Well, even the website you mention shows what's going on -- but it appears you can't really understand it.

The important part is that floating point numbers are binary. In that website enter "0.5" into "decimal representation", and observe that the fields below are showing nice numbers -- no errors, binary value with lots of 0 at the end.

Now, enter "0.4" instead and observe how the other numbers are turning into a mess. Why is that?

0.5 is 1/2, or 2^-1 -- it' a power of 2, which is what binary values are all about: you need to able to express the number as a sum of such power-of-two numbers. 2^-2 would be 0.25, 2^-3 would be 0.125 -- whether or not you want to believe me, you can't get to exactly 0.4 with these numbers, hence the "mess" shown by the tool.

The important part to take home is that the fractional part of a number doesn't really work like you're used to in binary. While "1/3" in decimal produces a number with infinite decimal digits, binary representation has a lot more of these cases.

As a side note, this is why COBOL offers decimal datatypes -- it was meant for business calculations, and you can't have money calculations come up with slightly different results than expected... like, in our example, $0.40 should not turn into an ugly mess

Let's approach it from a different direction: enter your binary value into the tool, and observe that its translated to "0.11139256". Now, enter your other value, "0.111392558" into the tool, and observe that it produced the exact same binary value... you're already in a range where your float doesn't have enough bits to distinguish between the two. So all the numbers you are providing are leading into the same binary representation... so they are all identical.

2
stevea On

If you are converting to a decimal string like "0.111392557621002197265625" without an exponent, then 9 digits after the decimal point are certainly insufficient as the smallest positive 'normal' IEE754 single is "0.0000000000000000000000000000000000000117549" (0x00800000,1.17549435e-38), and Eric mentions an even smaller 'non-normal' limit in the comments, and these are distinguishable from zero.

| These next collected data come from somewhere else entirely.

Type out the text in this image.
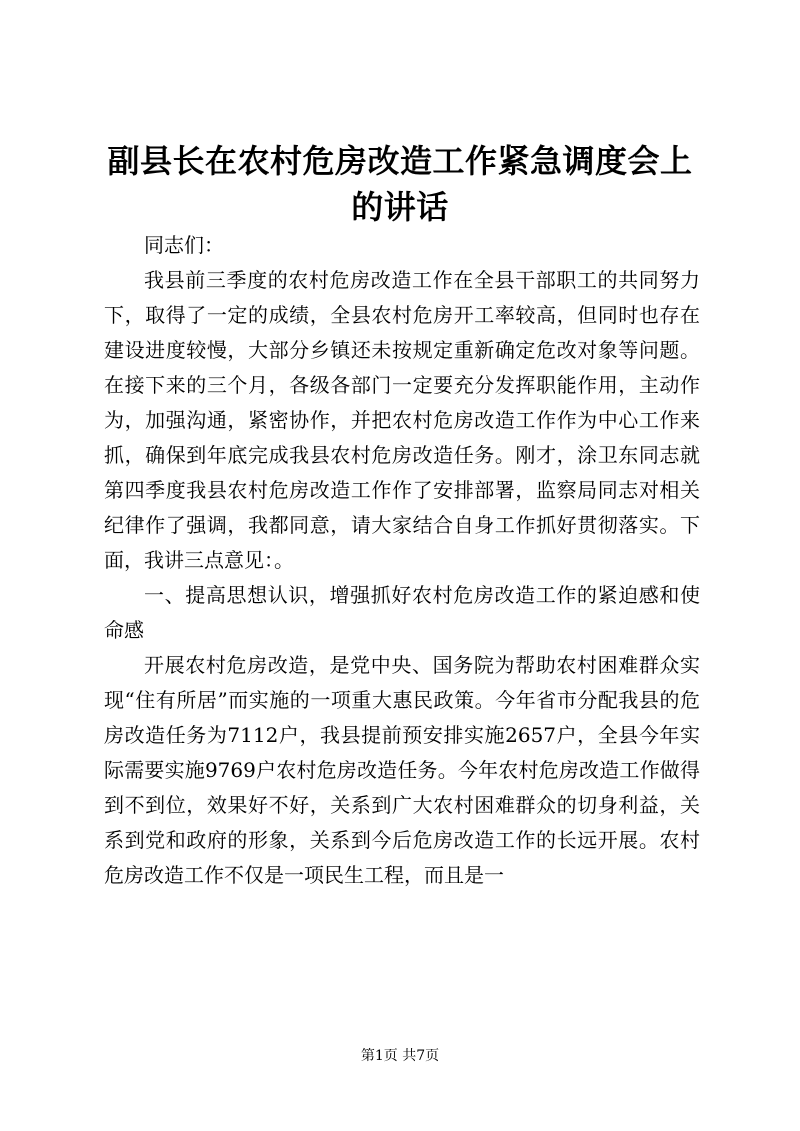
副县长在农村危房改造工作紧急调度会上的讲话

同志们：

我县前三季度的农村危房改造工作在全县干部职工的共同努力下，取得了一定的成绩，全县农村危房开工率较高，但同时也存在建设进度较慢，大部分乡镇还未按规定重新确定危改对象等问题。在接下来的三个月，各级各部门一定要充分发挥职能作用，主动作为，加强沟通，紧密协作，并把农村危房改造工作作为中心工作来抓，确保到年底完成我县农村危房改造任务。刚才，涂卫东同志就第四季度我县农村危房改造工作作了安排部署，监察局同志对相关纪律作了强调，我都同意，请大家结合自身工作抓好贯彻落实。下面，我讲三点意见：。

一、提高思想认识，增强抓好农村危房改造工作的紧迫感和使命感

开展农村危房改造，是党中央、国务院为帮助农村困难群众实现“住有所居”而实施的一项重大惠民政策。今年省市分配我县的危房改造任务为7112户，我县提前预安排实施2657户，全县今年实际需要实施9769户农村危房改造任务。今年农村危房改造工作做得到不到位，效果好不好，关系到广大农村困难群众的切身利益，关系到党和政府的形象，关系到今后危房改造工作的长远开展。农村危房改造工作不仅是一项民生工程，而且是一

第1页 共7页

If instead you are using an exponent in the string representation, like "1.1754944e-38" then 9 digits should be sufficient to round correctly. This C test code (below) tests nearly all positive, non-special-case (+-Inf, Nan< Zero) IEEE754 singles.

#include <stdio.h>
#include <stdint.h>
#include <stdlib.h>

union fugly {
    float f;
    uint32_t u;
};


int main()
{
    union fugly before, after;
    char fstr[42];
    uint32_t i;

    for(i = 0x00800000; i < 0x7effffff; i++) {
    before.u = i;
    gcvt(before.f, 9, fstr);
    after.f = strtof(fstr, NULL);
    if( before.u != after.u  ) {
        printf("0x%08x: 0x%08x  ?=? 0x%08x\n",
           i, before.u, after.u);
        printf("          :       %.12f  ?=? %.12f\n",
           i, before.f, after.f);
    }
    }
    return 0;
}

Result: (no rounding issues !)

$ cc -O3 float.c -o  float && time ./float

real    7m57.205s
user    7m56.574s
sys 0m0.009s

Reducing the string precision (argument 2 of gcvt() ,from 9 to 8 produces many rounding errors in the low bit.

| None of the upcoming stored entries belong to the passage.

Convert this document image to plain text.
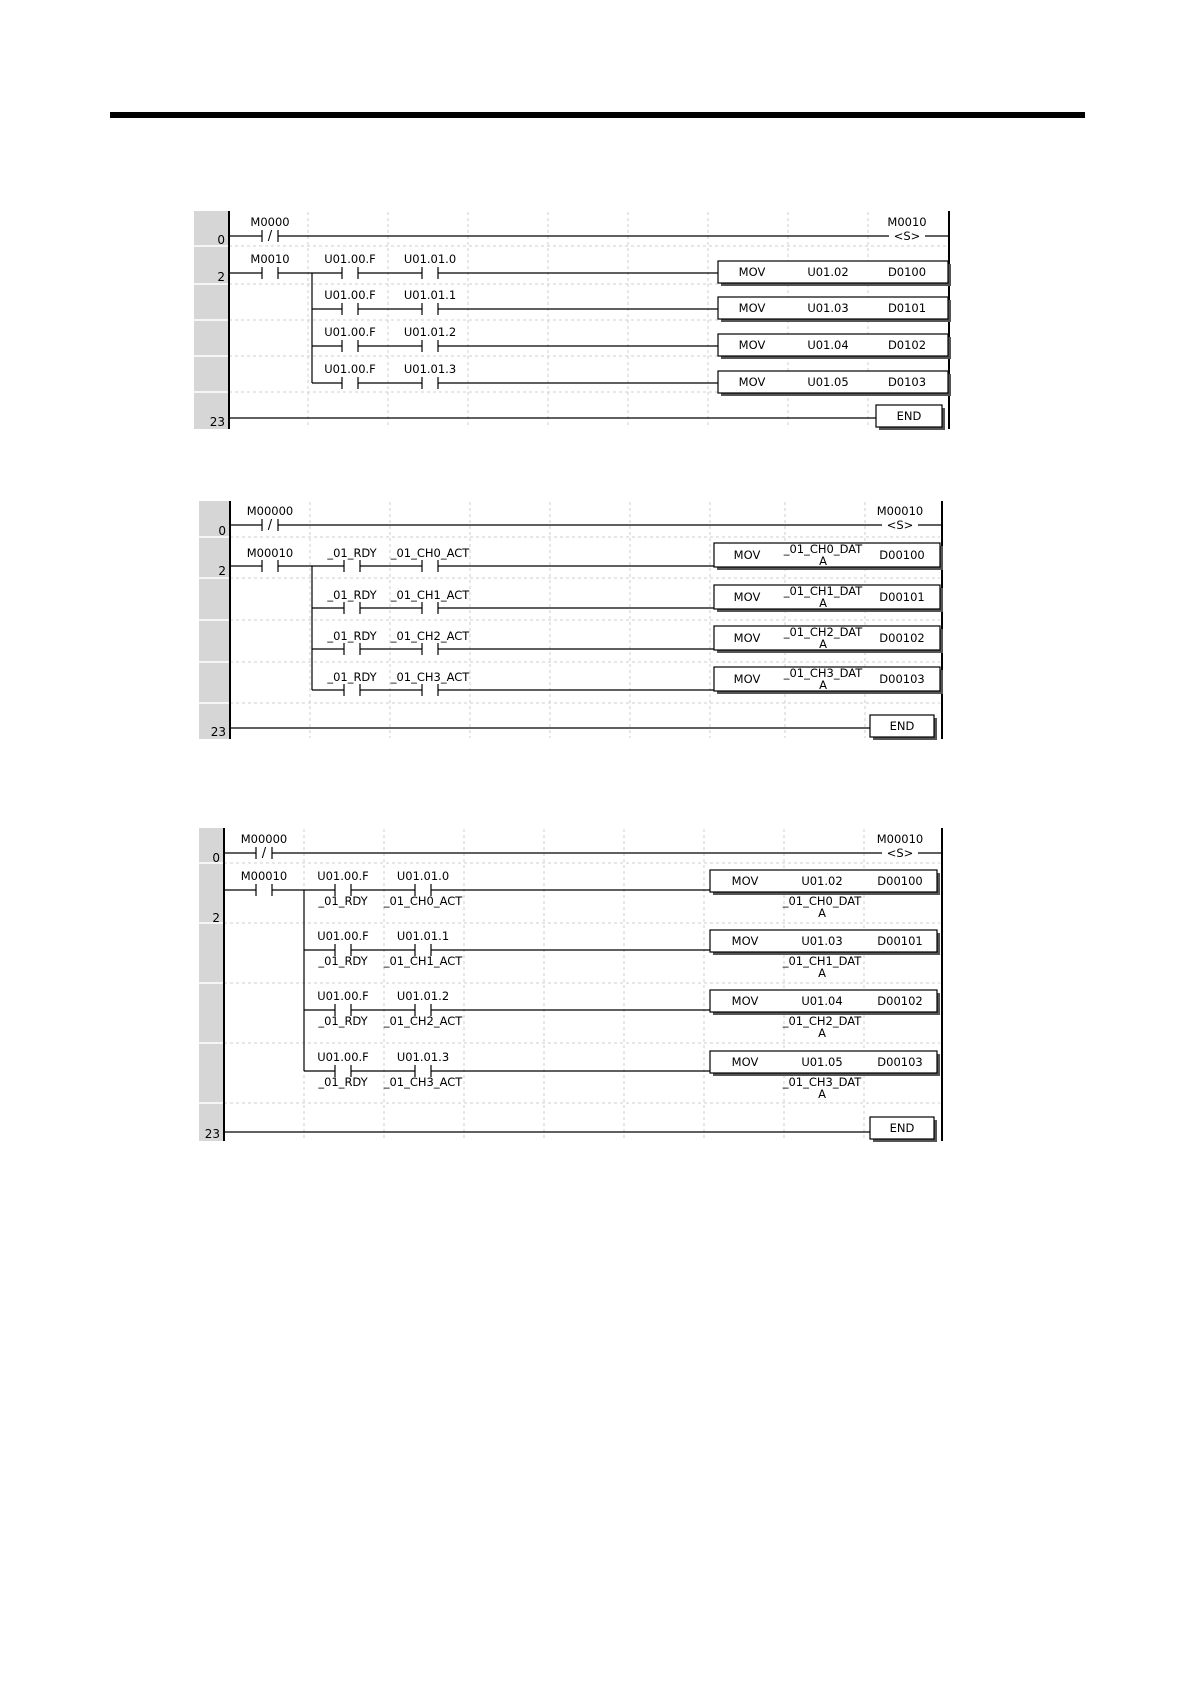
0
2
23
M0000
/
M0010
<S>
M0010	U01.00.F U01.01.0
MOV	U01.02	D0100
U01.00.F U01.01.1
MOV	U01.03	D0101
U01.00.F U01.01.2
MOV	U01.04	D0102
U01.00.F U01.01.3
MOV	U01.05	D0103
END
0
2
23
M00000
/
M00010
<S>
M00010	_01_RDY _01_CH0_ACT	MOV _01_CH0_DAT
A	D00100
_01_RDY _01_CH1_ACT	MOV _01_CH1_DAT
A	D00101
_01_RDY _01_CH2_ACT	MOV _01_CH2_DAT
A	D00102
_01_RDY _01_CH3_ACT	MOV _01_CH3_DAT
A	D00103
END
0
2
23
M00000
/
M00010
<S>
M00010	U01.00.F
_01_RDY
U01.01.0
_01_CH0_ACT
MOV	U01.02	D00100
_01_CH0_DAT
A
U01.00.F
_01_RDY
U01.01.1
_01_CH1_ACT
MOV	U01.03	D00101
_01_CH1_DAT
A
U01.00.F
_01_RDY
U01.01.2
_01_CH2_ACT
MOV	U01.04	D00102
_01_CH2_DAT
A
U01.00.F
_01_RDY
U01.01.3
_01_CH3_ACT
MOV	U01.05	D00103
_01_CH3_DAT
A
END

$ cc -O3 float.c -o  float && time ./float
0x03aa242d: 0x03aa242d  ?=? 0x03aa242e
          :       0.000000000000  ?=? 0.000000000000
0x03aa2437: 0x03aa2437  ?=? 0x03aa2438
          :       0.000000000000  ?=? 0.000000000000
0x03aa2441: 0x03aa2441  ?=? 0x03aa2440
          :       0.000000000000  ?=? 0.000000000000
0x03aa244a: 0x03aa244a  ?=? 0x03aa244b
          :       0.000000000000  ?=? 0.000000000000
0x03aa2454: 0x03aa2454  ?=? 0x03aa2455
          :       0.000000000000  ?=? 0.000000000000
0x03aa245e: 0x03aa245e  ?=? 0x03aa245d
          :       0.000000000000  ?=? 0.000000000000
...

Of course the routines and test I am doing differs from yours, but it's not too onerous to test all single floats.

Fwiw my laptop can test all ~2^31 -(special cases) representations in ~10 minutes. It might be worth testing your code for "corner cases".